I use the glowforge in my art projects. I had to invent new material to do it (unless someone can point me in the direction of commercial material that is similar).
This image is just engraved no paints or added colour just washing the burn off.
6 layers of bonded coloured card stock on a 2mm support like mount board, hard board or MDF. This is engraved at 350 fp vary 90lpcm… I then brush off the burn using a toothbrush and running water and varnish when dry.
Thanks for sharing your innovation. I can only imagine how many trials and errors were involved to get to this point in your creative journey. Do you create your art and then build the material so that the colors are layered correctly or do you produce the material independent of a finished artwork in mind?
Yes a lot of trial and error with different card stocks and glues etc.
I could do the one where the colours correspond to the art. however I like the random approach, just pick out one of the sheets and engrave: much more exciting
I have also done engraving on painted surfaces but generally you just etch away the paint using a single power setting rather than revealing different colours at different depths with a variable power setting depending on the grey scale.
I’ll let @shogun speak for it exactly here but if you had uniform paint layers you should be perfectly able to reveal depths just like you’re doing here with vary power.

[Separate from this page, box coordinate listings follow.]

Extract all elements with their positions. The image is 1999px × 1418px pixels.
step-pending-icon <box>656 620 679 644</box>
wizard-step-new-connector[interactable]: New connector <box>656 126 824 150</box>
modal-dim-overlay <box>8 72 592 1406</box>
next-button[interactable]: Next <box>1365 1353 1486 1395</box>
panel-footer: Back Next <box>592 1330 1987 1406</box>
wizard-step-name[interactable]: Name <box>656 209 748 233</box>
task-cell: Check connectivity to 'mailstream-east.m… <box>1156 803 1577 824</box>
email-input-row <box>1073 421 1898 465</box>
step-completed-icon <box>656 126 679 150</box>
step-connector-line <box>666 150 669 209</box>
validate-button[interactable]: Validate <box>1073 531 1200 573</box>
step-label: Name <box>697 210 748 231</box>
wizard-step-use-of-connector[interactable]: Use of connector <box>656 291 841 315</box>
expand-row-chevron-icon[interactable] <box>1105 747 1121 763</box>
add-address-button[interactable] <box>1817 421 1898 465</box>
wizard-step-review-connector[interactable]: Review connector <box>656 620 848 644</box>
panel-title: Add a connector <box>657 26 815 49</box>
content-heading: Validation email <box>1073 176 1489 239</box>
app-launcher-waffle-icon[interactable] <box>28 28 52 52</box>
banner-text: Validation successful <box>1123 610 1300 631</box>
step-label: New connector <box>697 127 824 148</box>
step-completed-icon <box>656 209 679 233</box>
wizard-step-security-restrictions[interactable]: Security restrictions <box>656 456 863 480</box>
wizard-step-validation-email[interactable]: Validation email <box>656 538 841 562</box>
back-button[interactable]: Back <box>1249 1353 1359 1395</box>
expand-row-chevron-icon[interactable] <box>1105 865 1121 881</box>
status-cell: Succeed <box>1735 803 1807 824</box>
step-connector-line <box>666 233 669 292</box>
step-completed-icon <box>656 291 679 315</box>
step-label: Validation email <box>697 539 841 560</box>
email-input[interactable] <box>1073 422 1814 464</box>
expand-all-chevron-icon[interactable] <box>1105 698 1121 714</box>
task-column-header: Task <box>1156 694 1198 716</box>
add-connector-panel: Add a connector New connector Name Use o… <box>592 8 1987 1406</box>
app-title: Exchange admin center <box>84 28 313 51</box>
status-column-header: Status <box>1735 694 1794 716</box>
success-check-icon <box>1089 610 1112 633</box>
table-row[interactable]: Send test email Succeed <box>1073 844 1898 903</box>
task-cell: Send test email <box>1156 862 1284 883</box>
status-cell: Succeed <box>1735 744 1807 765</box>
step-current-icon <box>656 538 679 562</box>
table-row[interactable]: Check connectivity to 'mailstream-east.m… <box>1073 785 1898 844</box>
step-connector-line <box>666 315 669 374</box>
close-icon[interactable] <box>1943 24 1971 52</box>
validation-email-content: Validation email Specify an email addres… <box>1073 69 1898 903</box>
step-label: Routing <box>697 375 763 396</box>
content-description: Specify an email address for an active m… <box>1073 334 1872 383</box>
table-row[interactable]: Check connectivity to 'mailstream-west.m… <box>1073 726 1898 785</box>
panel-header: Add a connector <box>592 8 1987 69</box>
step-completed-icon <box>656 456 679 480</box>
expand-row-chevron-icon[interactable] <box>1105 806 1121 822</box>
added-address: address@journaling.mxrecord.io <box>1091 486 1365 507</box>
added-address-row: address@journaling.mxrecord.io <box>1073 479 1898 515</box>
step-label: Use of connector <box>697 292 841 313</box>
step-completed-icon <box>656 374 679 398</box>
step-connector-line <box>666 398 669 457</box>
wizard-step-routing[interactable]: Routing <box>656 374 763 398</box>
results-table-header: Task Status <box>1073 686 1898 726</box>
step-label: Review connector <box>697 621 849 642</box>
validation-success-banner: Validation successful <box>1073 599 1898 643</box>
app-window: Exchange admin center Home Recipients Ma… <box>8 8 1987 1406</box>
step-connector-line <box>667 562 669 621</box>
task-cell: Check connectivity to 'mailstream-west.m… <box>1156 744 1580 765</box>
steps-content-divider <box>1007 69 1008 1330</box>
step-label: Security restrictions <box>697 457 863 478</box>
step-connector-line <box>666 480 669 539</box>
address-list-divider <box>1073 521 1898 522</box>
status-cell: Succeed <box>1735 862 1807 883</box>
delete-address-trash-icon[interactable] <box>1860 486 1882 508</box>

Ha this is something I was asking them for a number of years ago. Essentially a rainbow ply, where engraving different depths would result in different colors showing through. Cool to see someone actually do it
Great in theory. Very difficult in practice. Paint dries very thin and unevenly unless you do thick pouring. I tried that first. It uses a lot of paint and lots of drying between layers. I am not that patient.
It really depends on how exact you want to be, but layers of paint and vary power yield some very nice results. I think it would be a little more random than what you have though. You get some very nice contrast with your technique. It’s really lovely.
I tend to do 6 A4 sheets at a time. It takes about 1hr to glue them all. Then it is just a waiting game.
So you only have to be patient for the first 2 weeks. You can speed it up if heated but then you have to be more careful with uneven drying and warping.